The “shared vision” at the foundation of the lighthouse symbolizes that it takes all of us working together with a common purpose to produce the very best outcomes for our patients. A compass with a lighthouse illustrates nursing as the compass guiding coordinated, compassionate, collaborative, and competent care at Good Samaritan.

The Four Cs

The seal of excellence demonstrates our success at providing the best care possible for the patient, family, and self, which is at the center of everything we do. The four Cs are also an integral part of our model and demonstrates the care we provide is coordinated, compassionate, competent and collaborative. Nurses know the care we give every day needs a balance of these four core values in order to give world-class care leading to outstanding outcomes.

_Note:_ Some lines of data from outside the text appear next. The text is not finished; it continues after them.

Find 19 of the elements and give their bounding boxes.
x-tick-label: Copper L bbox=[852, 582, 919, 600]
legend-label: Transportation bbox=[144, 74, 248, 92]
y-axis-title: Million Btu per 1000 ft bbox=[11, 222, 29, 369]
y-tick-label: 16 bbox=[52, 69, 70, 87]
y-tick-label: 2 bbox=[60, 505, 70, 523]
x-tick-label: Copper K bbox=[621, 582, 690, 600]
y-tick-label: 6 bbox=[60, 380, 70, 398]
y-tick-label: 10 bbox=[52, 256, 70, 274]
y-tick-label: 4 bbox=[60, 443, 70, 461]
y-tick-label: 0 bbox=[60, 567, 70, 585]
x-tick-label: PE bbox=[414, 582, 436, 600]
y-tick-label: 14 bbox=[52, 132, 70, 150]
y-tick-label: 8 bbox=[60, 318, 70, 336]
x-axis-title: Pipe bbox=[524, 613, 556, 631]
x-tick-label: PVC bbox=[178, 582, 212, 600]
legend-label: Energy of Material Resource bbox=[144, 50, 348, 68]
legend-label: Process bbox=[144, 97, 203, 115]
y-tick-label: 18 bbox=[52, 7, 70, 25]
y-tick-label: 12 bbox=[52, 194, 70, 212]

  • Coordinated depicts bringing together inputs, delivery, management, and organization of services related to diagnosis, treatment, care, rehabilitation, and health promotion.
  • Compassionate is the emotional capability of having empathy and sympathy for the suffering of others. Compassion is at the heart of nursing and is incorporated into our name, “Good Samaritan”.
  • Collaborative is developing a partnership grounded in respect and recognition of each partner’s contribution to patient care. Good Samaritan nurses collaborate daily with multiple disciplines such as lab, PT, OT, RT, physicians and nurse practitioners.
  • Competence, as defined by the Institute of Medicine (2003) is “the habitual and judicious use of communication, knowledge, technical skills, clinical reasoning emotions, values, and reflection in daily practice for the benefit of the individuals and community being served.” Good Samaritan nurses take pride in the competent care provided to each patient.